Life-threatening infections spread by a life-saving medical device used in open heart surgery may be more widespread than first thought.

The Centers for Disease Control and Prevention on Thursday issued an alert  warning heart-surgery patients to seek medical care if they are experiencing symptoms associted with infections, such as night sweats, muscle aches, weight loss, fatigue or unexplained fever.

At least 28 cases of a bacterial infection, including four deaths, have been linked to a commonly used heater-cooler device used during bypass surgery to control a patient's blood temperature, most of them in Pennsylvania.

Three patients who underwent heart surgery at Penn Presbyterian Medical Center were identified as having been infected, along with three at Penn State Milton S. Hershey Medical Center. In October, 2015, WellSpan York Hospital reported that eight of its patients had contracted similar infections in recent years, and that four of them died. Hospital officials have since learned of four additional cases. Five cases were reported in Iowa and two more in western Michigan.

The devices, Stockert 3T machines, are used in about 250,000 bypass operations in the U.S. each year.  The units have been widely used for decades, but researchers did not definitively connect them with infections until last year.

The CDC said the contamination had been to the 3T factory in Germany where the machines were built. Tests conducted by the manufacturer in August 2014 found M. chimaera on the production line.

Researchers have found that the fan on the heater cooler machine is able to blow bacteria from inside the machine into the operating room, said Michael Bell. the deputy director of the CDC's Division of Healthcare Quality Promotion.

"The problem with that is if those bacteria land on a heart valve that is about to be implanted or a surgical wound, there's a possibiltiy of it causing an infection," Bell said. "It's important to see your clinician if you are having any symptoms related to an infection."

In Seattle last month, physicians reported that the devices may pose yet another kind of infectious threat. At the University of Washington Medical Center, an investigation found that heater-coolers were contaminated with bacteria that cause Legionnaires' disease.

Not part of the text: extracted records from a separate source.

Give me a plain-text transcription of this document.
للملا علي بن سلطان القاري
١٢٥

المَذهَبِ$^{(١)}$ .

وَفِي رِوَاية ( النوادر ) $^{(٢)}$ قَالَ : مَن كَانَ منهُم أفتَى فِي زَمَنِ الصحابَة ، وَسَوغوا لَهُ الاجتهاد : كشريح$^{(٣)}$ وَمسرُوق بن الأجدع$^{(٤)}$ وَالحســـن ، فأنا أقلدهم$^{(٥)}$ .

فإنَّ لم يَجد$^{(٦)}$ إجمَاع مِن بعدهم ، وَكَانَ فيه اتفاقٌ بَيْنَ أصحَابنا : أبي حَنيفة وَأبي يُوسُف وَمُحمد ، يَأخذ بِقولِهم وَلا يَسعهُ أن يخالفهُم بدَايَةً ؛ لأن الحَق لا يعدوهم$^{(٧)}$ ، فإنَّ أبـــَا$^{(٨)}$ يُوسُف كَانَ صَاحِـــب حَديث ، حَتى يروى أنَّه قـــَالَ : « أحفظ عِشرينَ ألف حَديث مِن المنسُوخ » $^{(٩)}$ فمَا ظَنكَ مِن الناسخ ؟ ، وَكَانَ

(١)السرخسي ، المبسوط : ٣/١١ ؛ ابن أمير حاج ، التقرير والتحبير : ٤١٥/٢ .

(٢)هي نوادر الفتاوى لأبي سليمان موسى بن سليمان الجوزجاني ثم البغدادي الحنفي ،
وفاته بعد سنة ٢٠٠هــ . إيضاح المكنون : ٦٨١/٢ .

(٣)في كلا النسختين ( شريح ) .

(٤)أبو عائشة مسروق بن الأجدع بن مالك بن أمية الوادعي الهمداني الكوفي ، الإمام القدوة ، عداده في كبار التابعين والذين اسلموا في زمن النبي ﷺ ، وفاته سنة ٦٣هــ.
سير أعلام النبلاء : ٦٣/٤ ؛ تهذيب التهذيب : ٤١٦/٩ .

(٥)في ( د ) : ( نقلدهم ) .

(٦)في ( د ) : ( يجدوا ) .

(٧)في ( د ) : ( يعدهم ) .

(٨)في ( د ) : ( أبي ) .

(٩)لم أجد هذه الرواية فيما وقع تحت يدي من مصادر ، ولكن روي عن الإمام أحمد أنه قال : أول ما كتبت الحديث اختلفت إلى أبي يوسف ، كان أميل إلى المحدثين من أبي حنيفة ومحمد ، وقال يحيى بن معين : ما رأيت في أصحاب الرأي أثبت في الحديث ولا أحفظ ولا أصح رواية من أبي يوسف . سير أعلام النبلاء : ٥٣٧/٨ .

The bacteria, refered to as NTM, are slow-growing and an infection may take more than eight weeks to develop before it is identified,. Diagnoses may several years after surgery. The bacteria is common in soil and water and rarely makes healthy people sick. The infection cannot be spread from an infected patient to another person.

Heater-coolers have been in widespread use for decades to heat or cool the blood of patients on a heart-lung bypass machine, needed for procedures such as open-heart surgery. Temperature is modulated by circulating water that does not come into contact with the patient's blood, so the device was not thought to pose a risk of infection.

Infectious-disease experts now say otherwise, because small amounts of water can become aerosolized and escape through a vent in the device.

The Associated Press contributed to this report.